Eleven years have now passed since United States armed forces invaded Iraq and pushed Saddam Hussein from power. But the political reverberations of the 2003 military intervention continue to be felt. And they have only grown stronger with the distance of time. The 2003 invasion now looms over every decision to act – or not act – America takes.
More than 4,000 American servicemen and women died in Iraq. And from 2003-2012, America spent $60 billion for "relief and reconstruction" of the country, according to the Special Inspector General for Iraq Reconstruction. Yet today Iraq is in chaos, with deadly violence, a dysfunctional government and a thriving al-Qaeda-aligned insurgency gaining hold in cities that Americans gave their lives to secure. This February, at least 700 Iraqis died in violence consuming the country. Hundreds more deaths in Anbar province – home to the rising al-Qaeda forces — remain reported but unconfirmed because security concerns keep United Nations officials from the area.
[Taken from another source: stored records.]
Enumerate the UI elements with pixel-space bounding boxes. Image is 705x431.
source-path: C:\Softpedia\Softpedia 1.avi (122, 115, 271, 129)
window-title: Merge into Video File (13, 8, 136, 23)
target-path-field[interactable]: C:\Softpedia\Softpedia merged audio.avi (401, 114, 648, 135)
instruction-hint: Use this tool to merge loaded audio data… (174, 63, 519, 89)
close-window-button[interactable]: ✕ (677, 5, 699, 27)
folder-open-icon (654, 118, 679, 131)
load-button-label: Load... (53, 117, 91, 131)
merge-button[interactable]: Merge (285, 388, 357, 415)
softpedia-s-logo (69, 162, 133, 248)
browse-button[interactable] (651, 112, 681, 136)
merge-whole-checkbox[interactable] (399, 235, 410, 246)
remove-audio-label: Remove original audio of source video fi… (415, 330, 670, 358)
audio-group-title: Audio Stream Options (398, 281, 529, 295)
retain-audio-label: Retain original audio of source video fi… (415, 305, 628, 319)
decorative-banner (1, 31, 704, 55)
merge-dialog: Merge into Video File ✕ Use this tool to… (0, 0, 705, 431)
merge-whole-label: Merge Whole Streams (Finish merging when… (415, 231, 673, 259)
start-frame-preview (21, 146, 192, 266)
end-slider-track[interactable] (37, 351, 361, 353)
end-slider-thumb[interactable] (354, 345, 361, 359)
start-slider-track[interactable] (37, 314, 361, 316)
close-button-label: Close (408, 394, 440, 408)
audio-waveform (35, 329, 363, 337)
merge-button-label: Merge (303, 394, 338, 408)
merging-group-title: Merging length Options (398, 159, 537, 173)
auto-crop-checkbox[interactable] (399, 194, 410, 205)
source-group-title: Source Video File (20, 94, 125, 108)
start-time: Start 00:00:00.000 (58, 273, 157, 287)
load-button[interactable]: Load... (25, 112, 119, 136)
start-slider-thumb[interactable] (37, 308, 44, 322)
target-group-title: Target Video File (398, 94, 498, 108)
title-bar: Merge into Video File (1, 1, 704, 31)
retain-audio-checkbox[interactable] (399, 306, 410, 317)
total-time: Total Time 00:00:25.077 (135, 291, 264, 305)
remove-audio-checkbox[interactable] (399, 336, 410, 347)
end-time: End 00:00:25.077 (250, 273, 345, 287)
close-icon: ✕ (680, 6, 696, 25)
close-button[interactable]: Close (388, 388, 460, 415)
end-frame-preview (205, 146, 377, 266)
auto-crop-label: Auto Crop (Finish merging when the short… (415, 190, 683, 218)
Americans now see the war in Iraq as having failed to achieve its goals. In a 2004 survey, more than 60 percent of those polled said they thought the U.S. had made the "right decision" in using military force in Iraq. By the start of this year that number had fallen to 38 percent, according to the Pew Research Center. What the numbers don't show is the emotional toll the conflict has taken on a now-wary America that is far less inclined to believe its leaders when they argue for military intervention of any sort. A decade of war in Iraq, plus America's longest-ever war in Afghanistan, has left Americans eager for what President Barack Obama has called "nation-building here at home."
"Iraq put handcuffs on us," said one former State Department official familiar with U.S. policy in both Iraq and Syria. "It was a constant ghost hanging over everything."